Thursday 2 April 2020

Covid-19: Wales doing worse than Scotland, UK worse than Greece

Some time in February, the Greek government recognised that their national health service, depleted as it was because of austerity after 2008, would not be able to cope with a novel Coronavirus epidemic. The health budget had been slashed to a quarter of what it was before the credit crunch and there had been a flight of doctors to more secure* and probably better-remunerated posts elsewhere in the world.

Accordingly, having the same information as other European governments (as well as Richard Horton, editor of The Lancet), they took action. They cancelled mass gatherings and closed bars, restaurants, playgrounds and gyms. By the third week in March, they had also shut all shops apart from supermarkets, pharmacies, banks, petrol stations and food delivery services, and put anyone arriving from abroad into quarantine for two weeks. It worked. To date, there have been only 51 fatalities due to Covid-19 and not all the health service's ventilators are in use. John Psaropoulos, a freelance journalist based in Greece who reports for the FT and al-Jazeera reckons that, allowing for the difference in population, if Italy had been as quick off the mark she would have seen only 751 deaths instead of over 13,100. (Italy has four million fewer citizens than the UK, so our tally would presumably be around 780 instead of 2,921 - a figure which may well rise exponentially as we are behind Italy on the infection curve.)
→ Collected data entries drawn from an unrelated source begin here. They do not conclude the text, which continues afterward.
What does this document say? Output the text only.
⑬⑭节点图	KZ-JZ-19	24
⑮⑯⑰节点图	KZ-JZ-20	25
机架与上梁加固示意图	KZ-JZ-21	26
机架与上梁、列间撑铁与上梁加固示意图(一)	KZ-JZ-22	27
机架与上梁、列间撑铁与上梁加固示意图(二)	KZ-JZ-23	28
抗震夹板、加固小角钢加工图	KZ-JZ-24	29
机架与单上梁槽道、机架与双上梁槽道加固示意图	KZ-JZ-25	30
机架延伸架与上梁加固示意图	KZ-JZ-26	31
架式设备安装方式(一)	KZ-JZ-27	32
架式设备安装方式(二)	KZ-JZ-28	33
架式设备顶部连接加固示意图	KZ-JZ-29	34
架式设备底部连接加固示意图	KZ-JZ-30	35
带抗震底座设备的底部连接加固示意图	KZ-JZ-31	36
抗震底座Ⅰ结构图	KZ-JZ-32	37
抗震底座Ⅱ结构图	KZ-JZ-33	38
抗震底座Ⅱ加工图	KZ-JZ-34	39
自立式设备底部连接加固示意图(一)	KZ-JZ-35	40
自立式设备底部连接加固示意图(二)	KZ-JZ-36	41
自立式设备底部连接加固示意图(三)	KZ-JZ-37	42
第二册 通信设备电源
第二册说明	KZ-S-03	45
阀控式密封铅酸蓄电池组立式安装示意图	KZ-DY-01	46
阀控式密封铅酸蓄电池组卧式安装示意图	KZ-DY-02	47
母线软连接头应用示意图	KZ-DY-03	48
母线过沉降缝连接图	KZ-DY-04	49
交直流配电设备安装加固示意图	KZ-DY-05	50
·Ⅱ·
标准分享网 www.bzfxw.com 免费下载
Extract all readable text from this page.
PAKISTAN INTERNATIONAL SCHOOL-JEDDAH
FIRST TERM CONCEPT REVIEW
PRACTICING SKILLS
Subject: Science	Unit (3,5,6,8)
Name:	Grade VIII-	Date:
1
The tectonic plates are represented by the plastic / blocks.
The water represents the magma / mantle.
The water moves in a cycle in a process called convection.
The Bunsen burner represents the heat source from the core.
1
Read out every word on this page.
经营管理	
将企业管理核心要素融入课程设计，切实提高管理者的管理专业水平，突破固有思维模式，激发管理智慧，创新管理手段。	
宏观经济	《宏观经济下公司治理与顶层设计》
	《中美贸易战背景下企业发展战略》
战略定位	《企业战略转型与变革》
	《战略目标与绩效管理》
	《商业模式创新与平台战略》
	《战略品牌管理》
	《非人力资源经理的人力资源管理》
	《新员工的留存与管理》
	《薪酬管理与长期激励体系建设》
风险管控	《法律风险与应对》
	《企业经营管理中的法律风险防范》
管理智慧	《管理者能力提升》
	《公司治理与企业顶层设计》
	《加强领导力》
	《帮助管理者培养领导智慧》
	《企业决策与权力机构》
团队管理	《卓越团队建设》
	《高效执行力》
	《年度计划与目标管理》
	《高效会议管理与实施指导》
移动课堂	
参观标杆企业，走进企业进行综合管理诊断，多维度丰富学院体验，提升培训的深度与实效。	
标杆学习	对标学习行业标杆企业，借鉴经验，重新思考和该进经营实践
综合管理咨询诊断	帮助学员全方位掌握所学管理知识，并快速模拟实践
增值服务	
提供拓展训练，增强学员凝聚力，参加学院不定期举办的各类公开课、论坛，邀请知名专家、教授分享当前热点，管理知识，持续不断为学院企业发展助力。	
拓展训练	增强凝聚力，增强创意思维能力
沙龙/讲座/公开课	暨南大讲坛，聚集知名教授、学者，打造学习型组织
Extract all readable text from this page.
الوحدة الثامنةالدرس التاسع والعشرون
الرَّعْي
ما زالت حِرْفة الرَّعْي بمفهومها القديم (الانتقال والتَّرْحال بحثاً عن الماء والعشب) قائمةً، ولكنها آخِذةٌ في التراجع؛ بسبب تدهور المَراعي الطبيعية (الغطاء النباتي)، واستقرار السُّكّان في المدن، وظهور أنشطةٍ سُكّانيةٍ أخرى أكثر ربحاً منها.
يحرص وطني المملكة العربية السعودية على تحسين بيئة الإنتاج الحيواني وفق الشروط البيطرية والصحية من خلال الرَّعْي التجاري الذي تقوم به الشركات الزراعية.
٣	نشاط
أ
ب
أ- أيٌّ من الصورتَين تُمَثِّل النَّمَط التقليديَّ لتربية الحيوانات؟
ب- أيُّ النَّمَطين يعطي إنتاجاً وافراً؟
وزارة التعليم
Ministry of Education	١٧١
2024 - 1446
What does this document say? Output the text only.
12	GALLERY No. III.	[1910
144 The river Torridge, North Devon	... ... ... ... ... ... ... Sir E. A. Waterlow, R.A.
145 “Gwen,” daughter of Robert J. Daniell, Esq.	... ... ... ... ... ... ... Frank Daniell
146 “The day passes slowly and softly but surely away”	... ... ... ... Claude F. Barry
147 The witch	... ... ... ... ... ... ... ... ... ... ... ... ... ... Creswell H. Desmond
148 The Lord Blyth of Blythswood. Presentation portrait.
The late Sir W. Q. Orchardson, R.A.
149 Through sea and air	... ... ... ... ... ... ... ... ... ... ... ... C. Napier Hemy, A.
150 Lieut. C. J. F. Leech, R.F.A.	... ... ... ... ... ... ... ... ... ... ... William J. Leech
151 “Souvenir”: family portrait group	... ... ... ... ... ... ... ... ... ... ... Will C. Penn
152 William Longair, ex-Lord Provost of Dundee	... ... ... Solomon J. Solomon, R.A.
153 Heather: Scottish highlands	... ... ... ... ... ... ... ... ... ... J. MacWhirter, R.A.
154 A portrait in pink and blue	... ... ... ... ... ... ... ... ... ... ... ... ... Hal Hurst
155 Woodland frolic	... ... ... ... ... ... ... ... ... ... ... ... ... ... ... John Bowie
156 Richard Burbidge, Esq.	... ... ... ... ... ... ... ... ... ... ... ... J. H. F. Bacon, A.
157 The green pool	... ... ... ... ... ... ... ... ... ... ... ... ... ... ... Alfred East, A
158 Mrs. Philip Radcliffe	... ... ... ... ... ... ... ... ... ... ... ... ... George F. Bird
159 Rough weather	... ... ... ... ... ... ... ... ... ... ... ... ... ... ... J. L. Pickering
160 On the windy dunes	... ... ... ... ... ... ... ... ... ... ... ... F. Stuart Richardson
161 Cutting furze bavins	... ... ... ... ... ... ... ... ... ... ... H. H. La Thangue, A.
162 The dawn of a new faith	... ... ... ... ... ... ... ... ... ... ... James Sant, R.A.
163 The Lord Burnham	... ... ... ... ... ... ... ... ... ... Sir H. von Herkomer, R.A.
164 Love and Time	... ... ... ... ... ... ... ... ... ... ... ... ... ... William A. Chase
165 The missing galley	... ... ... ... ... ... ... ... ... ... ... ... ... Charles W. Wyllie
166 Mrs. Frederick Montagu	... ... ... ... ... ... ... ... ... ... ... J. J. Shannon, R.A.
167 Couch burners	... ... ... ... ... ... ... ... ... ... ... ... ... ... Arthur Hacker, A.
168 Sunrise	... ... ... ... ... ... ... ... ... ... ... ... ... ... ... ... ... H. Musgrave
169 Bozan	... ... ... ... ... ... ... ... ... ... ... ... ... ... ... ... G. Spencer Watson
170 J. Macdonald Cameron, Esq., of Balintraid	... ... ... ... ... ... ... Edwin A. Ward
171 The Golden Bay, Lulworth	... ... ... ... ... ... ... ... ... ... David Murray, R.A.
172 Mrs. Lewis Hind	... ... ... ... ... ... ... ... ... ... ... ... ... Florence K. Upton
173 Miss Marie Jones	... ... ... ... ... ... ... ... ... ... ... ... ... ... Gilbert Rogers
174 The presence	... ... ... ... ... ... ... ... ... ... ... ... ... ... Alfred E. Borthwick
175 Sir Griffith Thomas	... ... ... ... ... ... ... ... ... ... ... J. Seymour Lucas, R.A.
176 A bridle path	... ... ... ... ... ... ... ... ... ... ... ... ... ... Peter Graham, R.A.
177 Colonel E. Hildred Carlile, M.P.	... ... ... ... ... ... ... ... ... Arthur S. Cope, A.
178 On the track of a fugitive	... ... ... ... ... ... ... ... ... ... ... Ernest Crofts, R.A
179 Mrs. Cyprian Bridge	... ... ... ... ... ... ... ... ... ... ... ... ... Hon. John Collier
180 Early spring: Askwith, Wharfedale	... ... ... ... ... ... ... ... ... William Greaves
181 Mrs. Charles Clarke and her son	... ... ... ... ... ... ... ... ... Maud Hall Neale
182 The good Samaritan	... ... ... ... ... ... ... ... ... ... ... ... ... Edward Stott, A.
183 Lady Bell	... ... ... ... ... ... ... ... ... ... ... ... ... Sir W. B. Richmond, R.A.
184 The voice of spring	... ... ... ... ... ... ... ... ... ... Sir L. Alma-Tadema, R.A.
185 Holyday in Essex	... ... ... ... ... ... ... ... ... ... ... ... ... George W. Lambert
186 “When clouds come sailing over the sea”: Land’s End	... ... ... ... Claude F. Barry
There is a lesson here for Donald Trump and Boris Johnson, too. Both have claimed that China withheld information about Covid-19 which accounts for the delay in mposing strict control measures. But, as we have seen from Greece, South Korea and, especially, Taiwan, early action saved many lives and life-impairing infections, even though Chinese suthorities were slow in permitting the publication of the relevant papers in Western journals.

A total of 126 patients have died in Scotland after testing positive for the virus. The corresponding figure for Wales is 117. The population of Wales is only half that of Scotland, so one would expect the toll to be between 60 and 70 here. The proximity to hot-spots in England is clearly a factor, but one must also wonder about the semi-detached nature of GIG and consider whether the full independence which Scotland has would enable the Welsh government to be more proactive in serving its citizens.

*No doubt that included the health services in the UK. They were not to know that Brexit would drive them out again.